Life Development Institute (LDI) has spent the past 35 years working with high school and young adult students who have learning disabilities, non-verbal learning disabilities, Asperger’s syndrome, ADHD, Autism Spectrum Disorder (ASD), and other social and learning differences. While assisting students to transition to successful independent adult living, the topic of disclosure becomes a common area of concern.
As noted in the article below from LDI’s CEO Rob Crawford, dealing with disclosure can often times undercut someone’s ability to confidently express themselves and perform well in the work force. As such, Mr. Crawford seeks to wrestle with this issue while providing sound advice for real life scenarios.
Many people have a knee-jerk reaction to the term “disability” that causes them to shut down or recoil when in the presence of an actual person who discloses a non-visible condition or looks like they are disabled.
Getting the public past this reaction is a bit like teaching a cat to swim- it can be done- but is an area of life that most individuals whose personal worlds are not touched by or who have not lived with the experience of disability naturally avoid. What can we do that gets us closer to a “post-disabled” world?
Disclosure by a person who has disability (PwD) to a potential or existing employer is one of the greatest personal and professional risks that can be taken because of potentially adverse consequences, such as missing out on a job opening or earning additional merit-based responsibilities due to management doubts about the personal fitness of a PwD to perform at advanced levels.
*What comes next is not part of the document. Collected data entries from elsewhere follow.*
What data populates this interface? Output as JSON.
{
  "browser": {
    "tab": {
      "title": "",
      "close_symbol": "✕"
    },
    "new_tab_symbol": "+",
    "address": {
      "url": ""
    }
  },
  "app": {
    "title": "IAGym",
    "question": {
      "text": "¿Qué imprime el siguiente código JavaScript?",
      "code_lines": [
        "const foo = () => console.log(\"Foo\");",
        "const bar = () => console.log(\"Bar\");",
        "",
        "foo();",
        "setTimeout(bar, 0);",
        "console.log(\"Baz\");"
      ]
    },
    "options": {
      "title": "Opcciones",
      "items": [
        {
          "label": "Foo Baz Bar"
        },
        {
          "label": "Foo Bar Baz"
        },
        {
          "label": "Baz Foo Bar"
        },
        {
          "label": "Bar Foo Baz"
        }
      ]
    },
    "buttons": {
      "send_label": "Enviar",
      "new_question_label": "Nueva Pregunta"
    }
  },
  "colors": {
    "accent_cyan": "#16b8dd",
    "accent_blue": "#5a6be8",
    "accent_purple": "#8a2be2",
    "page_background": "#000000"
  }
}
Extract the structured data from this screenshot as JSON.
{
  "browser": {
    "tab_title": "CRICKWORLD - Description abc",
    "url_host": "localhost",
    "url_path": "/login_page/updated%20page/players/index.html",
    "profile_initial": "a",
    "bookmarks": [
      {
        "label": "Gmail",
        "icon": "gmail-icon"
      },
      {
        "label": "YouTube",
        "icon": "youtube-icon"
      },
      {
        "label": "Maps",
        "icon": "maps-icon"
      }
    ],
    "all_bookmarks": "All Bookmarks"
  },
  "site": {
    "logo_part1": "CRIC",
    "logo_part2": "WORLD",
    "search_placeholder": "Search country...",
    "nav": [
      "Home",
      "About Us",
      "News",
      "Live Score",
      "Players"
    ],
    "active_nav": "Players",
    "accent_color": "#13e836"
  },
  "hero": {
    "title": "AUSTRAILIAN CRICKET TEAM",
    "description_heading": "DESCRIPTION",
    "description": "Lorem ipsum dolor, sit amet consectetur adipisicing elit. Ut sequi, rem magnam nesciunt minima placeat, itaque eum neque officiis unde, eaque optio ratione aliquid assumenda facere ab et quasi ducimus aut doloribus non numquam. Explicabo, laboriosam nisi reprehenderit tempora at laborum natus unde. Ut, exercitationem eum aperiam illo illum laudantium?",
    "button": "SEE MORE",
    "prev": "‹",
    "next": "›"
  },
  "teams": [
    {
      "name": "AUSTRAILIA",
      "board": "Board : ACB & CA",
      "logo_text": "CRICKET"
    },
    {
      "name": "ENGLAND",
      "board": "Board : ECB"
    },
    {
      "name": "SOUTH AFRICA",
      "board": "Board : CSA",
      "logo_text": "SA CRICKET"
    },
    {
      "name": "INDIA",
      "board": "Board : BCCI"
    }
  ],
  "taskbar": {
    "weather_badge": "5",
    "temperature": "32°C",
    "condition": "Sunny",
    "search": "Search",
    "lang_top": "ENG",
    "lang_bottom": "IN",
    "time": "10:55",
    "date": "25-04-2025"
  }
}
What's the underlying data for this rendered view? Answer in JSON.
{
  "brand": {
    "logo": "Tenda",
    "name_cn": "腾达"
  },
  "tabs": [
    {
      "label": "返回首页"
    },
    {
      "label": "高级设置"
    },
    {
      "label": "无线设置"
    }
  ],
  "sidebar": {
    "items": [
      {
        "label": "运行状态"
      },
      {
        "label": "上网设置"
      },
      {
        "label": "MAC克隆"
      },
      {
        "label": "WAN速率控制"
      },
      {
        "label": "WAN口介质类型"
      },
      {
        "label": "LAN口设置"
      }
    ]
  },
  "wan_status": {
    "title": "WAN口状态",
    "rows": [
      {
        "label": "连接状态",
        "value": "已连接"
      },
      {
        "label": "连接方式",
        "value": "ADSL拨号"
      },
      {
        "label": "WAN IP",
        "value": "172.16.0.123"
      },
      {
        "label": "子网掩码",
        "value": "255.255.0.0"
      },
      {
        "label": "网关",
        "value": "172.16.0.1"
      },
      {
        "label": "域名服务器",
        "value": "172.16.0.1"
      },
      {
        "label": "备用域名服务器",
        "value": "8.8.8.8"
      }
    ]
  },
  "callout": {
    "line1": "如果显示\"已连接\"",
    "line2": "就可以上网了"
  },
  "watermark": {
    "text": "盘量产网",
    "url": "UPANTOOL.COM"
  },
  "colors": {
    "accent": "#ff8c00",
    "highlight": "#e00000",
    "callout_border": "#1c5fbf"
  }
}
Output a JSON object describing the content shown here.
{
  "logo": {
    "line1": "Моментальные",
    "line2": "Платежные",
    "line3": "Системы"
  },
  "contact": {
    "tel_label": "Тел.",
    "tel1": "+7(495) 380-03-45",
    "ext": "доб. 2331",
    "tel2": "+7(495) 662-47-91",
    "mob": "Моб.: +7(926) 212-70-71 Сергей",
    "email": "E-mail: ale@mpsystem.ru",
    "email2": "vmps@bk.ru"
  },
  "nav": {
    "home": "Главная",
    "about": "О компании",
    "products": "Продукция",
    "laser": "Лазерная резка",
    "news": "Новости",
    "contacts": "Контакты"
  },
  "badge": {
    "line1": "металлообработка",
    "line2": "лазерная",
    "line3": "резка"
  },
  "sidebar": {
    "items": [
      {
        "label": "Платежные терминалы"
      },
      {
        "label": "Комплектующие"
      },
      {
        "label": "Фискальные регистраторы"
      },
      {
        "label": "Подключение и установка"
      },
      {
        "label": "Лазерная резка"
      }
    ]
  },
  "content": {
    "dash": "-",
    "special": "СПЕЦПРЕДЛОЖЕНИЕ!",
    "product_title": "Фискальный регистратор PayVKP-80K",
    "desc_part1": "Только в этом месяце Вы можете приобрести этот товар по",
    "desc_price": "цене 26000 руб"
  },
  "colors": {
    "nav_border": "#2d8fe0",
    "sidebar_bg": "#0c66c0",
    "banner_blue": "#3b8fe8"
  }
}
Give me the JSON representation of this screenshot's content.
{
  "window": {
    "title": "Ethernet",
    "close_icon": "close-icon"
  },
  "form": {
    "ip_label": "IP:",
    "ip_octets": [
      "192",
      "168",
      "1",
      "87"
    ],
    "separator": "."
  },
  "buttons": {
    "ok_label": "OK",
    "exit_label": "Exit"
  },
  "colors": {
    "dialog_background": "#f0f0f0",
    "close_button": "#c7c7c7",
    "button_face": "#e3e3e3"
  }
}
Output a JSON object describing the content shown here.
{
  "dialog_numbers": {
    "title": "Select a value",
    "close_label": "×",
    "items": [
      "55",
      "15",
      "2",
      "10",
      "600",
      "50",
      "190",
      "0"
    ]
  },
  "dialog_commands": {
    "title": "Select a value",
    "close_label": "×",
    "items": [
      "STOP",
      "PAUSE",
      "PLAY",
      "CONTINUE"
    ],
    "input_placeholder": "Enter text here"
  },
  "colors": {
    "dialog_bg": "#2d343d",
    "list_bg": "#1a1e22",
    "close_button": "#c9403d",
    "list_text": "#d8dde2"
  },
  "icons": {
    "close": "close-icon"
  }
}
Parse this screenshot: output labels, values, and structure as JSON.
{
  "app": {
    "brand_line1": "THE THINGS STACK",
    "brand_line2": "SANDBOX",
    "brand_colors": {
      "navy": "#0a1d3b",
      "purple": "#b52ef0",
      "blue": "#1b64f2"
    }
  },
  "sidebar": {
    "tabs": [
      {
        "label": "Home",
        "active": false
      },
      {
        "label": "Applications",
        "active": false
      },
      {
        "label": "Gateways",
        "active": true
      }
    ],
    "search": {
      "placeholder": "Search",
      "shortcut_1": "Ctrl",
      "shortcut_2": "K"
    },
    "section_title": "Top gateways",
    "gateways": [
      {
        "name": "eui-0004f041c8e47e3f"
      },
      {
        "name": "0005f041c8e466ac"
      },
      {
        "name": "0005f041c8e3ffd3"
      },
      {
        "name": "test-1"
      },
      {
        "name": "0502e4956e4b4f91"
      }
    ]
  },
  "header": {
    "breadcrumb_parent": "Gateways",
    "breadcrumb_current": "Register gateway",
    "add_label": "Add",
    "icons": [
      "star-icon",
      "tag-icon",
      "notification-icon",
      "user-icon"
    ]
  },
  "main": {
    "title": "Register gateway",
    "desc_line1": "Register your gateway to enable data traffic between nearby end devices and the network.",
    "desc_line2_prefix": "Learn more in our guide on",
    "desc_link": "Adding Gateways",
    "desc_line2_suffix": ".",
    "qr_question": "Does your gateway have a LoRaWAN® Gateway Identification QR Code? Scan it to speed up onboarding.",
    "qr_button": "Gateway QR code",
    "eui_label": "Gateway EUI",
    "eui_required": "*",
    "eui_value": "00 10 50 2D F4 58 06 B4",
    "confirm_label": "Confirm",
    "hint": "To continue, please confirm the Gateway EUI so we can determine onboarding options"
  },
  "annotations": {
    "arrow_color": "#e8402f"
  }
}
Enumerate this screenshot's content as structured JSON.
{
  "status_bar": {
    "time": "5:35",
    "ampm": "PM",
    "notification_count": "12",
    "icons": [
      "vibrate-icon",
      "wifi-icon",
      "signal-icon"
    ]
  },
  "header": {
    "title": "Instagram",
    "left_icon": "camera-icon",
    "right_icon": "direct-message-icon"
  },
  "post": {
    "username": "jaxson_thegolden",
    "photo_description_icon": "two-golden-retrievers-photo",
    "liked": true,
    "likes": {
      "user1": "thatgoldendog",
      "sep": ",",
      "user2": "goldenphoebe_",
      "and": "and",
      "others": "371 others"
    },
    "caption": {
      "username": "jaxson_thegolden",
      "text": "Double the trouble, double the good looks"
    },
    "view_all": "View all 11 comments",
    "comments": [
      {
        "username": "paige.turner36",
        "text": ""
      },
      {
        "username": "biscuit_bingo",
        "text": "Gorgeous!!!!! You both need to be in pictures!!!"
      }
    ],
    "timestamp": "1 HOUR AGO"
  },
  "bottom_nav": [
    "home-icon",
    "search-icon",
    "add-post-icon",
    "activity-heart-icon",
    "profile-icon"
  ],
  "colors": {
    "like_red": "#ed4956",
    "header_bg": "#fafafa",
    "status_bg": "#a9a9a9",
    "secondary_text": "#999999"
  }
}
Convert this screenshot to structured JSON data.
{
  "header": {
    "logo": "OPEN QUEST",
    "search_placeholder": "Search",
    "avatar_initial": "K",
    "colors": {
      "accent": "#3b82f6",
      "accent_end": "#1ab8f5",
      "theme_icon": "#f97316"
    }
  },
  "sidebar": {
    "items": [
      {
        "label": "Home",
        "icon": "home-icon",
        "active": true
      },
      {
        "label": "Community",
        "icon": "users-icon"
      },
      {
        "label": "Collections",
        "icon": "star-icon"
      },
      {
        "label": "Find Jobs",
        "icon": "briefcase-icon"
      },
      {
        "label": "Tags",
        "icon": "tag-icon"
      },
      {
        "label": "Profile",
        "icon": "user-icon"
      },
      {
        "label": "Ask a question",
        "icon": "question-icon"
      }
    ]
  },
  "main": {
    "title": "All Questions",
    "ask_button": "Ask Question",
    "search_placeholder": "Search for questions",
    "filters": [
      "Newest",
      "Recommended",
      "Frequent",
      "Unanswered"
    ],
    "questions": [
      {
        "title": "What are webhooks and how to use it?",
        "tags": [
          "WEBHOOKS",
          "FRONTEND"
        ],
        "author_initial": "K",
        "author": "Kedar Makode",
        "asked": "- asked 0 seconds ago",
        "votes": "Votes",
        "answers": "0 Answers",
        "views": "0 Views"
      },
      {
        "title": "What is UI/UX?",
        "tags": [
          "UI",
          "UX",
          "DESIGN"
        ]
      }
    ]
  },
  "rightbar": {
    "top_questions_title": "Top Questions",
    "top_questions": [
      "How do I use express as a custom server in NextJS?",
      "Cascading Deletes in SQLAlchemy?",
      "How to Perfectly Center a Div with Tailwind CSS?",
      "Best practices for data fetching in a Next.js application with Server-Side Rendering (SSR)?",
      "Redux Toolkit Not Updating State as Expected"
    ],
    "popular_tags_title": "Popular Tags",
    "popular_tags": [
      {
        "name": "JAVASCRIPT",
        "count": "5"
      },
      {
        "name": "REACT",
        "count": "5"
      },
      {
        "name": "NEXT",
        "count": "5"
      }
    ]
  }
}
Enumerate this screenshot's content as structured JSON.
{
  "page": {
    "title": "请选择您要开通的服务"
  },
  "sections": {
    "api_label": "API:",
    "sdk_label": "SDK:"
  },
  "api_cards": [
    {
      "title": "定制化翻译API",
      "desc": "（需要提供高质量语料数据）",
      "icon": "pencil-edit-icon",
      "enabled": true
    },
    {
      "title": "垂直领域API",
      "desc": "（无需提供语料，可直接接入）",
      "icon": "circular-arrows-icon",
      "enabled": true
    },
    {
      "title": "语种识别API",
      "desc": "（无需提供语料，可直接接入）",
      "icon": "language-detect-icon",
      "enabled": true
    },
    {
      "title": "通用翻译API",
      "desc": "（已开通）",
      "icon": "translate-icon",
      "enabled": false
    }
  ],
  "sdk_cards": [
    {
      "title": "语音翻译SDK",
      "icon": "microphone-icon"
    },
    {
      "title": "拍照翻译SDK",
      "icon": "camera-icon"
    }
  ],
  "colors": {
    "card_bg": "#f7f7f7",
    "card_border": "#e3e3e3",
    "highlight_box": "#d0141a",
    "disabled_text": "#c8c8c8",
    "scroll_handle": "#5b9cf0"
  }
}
Too many choose to stay silent and become adept at doing what is necessary to blend in.
This barrier has taunted and perplexed PwD as well as otherwise-satisfied employers for decades. The lack of public disclosure and civil discourse concerning the experience of disability has maintained the unacceptable and “safe” status quo of general invisibility for PwD. However, this low profile has not really helped to advance the workplace or societal fortunes for two generations of US adults who benefitted from special education law created in 1975 with the passage of PL 94-142.
While they have learned how to deal with a life of constant adjustments or were helped by more services/supports making the educational part of life’s journey better, most working-age adults with disabilities still don’t disclose effectively or at all in the workplace.
The majority of businesses and corporations have not moved the ball forward either in substantially changing the company cultural environment enough to claim the higher ground on disability. For example, there is a lack of senior leadership who openly discloses disability, acts as mentors to up and coming staff with disability, or will/can alter the view of accommodations as more of an expense to be factored rather than an enhancement to company productivity.
Building this vision as a reality of appropriate support, recognition, and understanding is a shared responsibility to make life better in the places we live. It is past time to bring public, typical examples of successful PEOPLE with disabilities willing and proud to disclose their humanness.